O Novo Caged, do Ministério do Trabalho e Emprego, para o mês de março de 2024, revelou que o salário nacional médio de admissão foi de R$ 2.081,50. No Espírito Santo, por sua vez, esse salário foi de R$ 1.919,78, abaixo, portanto, das médias nacional e do Sudeste. Ainda que o saldo seja positivo entre admitidos e desligados, o fator renda pesa sobre o “humor” (bolso) de trabalhadores e de suas famílias.
Com aproximadamente 39% dos trabalhadores ocupados na informalidade, a democracia brasileira continua correndo sérios riscos. O IBGE divulgou que a taxa de desocupação foi de 7,9% para o trimestre encerrado em março de 2024, sendo que a taxa composta de subutilização de trabalhadores foi de 17,9%. Essa é a síntese do quadro geral de um mercado de trabalho estruturalmente precário e distópico.
Nesse sentido, a matéria publicada na revista Carta Capital, na edição 1308, do dia 1º de maio de 2024, assinada por André Barrocal, trouxe informações preocupantes sobre a realidade do mercado de trabalho brasileiro. Em síntese, o crescimento dos rendimentos desde 2014 foi de apenas 4%, enquanto a inflação oficial acumulou 76% no período.
Citando fontes públicas e confiáveis, o jornalista ponderou que o capital avançou sobre a renda do trabalho. Entre as causas do problema, destaco da matéria que “a estagnação salarial em uma década resulta da combinação de um trio de fatores: fim da política de valorização do salário mínimo, economia em marcha lenta e reforma trabalhista”.

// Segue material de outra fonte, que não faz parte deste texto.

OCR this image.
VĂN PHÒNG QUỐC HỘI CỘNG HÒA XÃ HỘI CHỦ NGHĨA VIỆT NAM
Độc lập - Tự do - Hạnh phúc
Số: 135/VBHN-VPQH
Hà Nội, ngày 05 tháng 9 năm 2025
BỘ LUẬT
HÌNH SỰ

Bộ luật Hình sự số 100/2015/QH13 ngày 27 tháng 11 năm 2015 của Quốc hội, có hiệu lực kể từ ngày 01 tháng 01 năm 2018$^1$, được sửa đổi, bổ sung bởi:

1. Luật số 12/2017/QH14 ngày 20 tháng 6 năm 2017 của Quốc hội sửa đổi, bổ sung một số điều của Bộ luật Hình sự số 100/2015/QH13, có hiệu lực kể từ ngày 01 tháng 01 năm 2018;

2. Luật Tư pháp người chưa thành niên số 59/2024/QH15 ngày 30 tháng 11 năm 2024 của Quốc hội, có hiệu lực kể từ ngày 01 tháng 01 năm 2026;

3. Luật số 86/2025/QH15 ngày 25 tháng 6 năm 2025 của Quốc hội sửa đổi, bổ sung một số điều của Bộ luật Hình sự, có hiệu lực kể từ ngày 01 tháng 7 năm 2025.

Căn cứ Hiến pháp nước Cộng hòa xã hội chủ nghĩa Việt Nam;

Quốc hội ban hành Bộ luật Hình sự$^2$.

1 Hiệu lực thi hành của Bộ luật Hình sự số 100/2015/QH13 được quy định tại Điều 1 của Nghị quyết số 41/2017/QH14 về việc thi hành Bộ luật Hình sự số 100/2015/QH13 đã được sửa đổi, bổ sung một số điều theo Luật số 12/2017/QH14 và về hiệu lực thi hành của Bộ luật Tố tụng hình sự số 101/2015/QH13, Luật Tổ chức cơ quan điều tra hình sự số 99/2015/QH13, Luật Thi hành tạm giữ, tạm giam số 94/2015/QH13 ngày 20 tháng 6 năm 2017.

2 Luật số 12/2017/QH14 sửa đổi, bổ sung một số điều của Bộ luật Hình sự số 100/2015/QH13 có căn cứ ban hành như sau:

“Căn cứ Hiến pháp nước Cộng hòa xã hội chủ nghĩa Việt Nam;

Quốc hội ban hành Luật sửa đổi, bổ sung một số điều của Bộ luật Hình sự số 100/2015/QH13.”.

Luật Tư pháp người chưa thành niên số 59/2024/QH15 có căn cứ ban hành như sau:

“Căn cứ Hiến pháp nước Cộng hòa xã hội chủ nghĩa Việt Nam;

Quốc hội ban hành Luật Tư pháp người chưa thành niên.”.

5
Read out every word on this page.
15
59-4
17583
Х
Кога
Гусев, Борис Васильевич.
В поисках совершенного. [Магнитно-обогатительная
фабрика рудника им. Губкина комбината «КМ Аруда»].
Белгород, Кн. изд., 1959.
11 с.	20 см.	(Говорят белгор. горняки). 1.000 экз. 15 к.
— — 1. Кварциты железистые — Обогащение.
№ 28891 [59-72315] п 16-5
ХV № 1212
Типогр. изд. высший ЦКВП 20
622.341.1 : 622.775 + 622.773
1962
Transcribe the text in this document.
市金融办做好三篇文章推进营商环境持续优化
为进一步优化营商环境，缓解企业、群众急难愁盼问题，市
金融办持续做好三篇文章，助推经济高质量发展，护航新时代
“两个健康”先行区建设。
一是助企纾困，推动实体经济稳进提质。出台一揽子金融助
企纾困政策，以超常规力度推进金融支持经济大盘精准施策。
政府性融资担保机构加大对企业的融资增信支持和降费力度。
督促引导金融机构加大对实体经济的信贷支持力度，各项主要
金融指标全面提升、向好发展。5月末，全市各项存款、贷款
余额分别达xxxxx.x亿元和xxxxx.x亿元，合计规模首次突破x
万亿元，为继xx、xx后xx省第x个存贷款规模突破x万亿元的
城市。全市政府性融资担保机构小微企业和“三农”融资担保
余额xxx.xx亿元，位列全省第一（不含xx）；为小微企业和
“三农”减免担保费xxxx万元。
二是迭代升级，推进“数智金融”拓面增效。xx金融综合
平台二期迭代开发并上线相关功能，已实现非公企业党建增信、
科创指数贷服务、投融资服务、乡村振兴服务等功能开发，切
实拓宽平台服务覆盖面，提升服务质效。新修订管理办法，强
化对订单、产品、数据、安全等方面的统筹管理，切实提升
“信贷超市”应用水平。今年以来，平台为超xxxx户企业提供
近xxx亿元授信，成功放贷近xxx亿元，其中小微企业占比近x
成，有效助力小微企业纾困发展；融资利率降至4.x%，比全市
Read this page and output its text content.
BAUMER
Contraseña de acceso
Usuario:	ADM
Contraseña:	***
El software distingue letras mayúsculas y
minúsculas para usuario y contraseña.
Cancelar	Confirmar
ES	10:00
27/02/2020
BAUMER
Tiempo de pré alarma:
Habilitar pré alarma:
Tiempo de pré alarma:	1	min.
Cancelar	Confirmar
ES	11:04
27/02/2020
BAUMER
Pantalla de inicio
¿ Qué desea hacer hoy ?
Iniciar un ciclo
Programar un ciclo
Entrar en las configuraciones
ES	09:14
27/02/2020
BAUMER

De acordo com o ministro Luiz Marinho, do Trabalho e Emprego, citado na matéria, “estamos gerando empregos, porém com remuneração muito baixa”. O jornalista informou que as pesquisas internas feitas no fim de 2023 pela Secretaria de Comunicação Social da Presidência identificaram que a população percebe que o país está caro.
Clemente Ganz Lúcio, ex-diretor do Departamento Intersindical de Estatística e Estudos Socioeconômicos (Dieese), entrevistado pela matéria, afirmou que “os governos dos últimos dez anos, incluído o atual, têm culpa pela carestia, pois suas políticas econômicas permitiram o encarecimento da comida, da eletricidade e dos combustíveis”. A mera reprodução de políticas públicas não é suficiente para reverter o quadro estrutural de desigualdades extremas.
A desindustrialização, o empobrecimento da estrutura produtiva e o enfraquecimento dos sindicatos foram citados na matéria como fatores que contribuíram para as perdas dos trabalhadores brasileiros. Injustificáveis desigualdades salariais de gênero persistem ainda entre nós e o racismo, estrutural ou institucional, também precisa ser enfrentado.
Em relação ao trabalho infantil, o ano de 2023, destacou Barrocal, registrou o maior número de crianças resgatadas desde 2017, enquanto no combate ao trabalho análogo à escravidão houve também um recorde de resgatados desde 2014. A “polarização afetiva”, conforme descreveram Felipe Nunes e Thomas Traumann, no livro ‘Biografia do abismo’ (2023), integra o quadro histórico do tempo presente.
De acordo com Nunes e Traumann, “quando a polarização vira uma relação de afeto, o adversário passa a ser seu inimigo, uma ameaça à própria existência do grupo, um mal a ser destruído”. A formatação de indivíduos mais autoritários e violentos é a consequência da polarização afetiva, segundo os autores. Esse fenômeno, infelizmente, não é novo na história brasileira.
O problema identificado pelos autores diz respeito à calcificação desse tipo de polarização. Para eles, “a calcificação produz endurecimento e rigidez: as pessoas ficam mais firmes no lugar e é mais difícil se afastarem de suas predisposições”. O diálogo construtivo e a política civilizada se tornam mais difíceis nesse ambiente.
Segundo afirmou o ministro do Trabalho e Emprego, para a matéria da revista Carta Capital citada acima, “o resultado eleitoral foi uma vitória da democracia, mas nós perdemos no Parlamento, é muito difícil reconstituir direitos trabalhistas no curto prazo”. O jogo político brasileiro conseguirá dar respostas razoáveis a esses problemas em um contexto de polarização afetiva?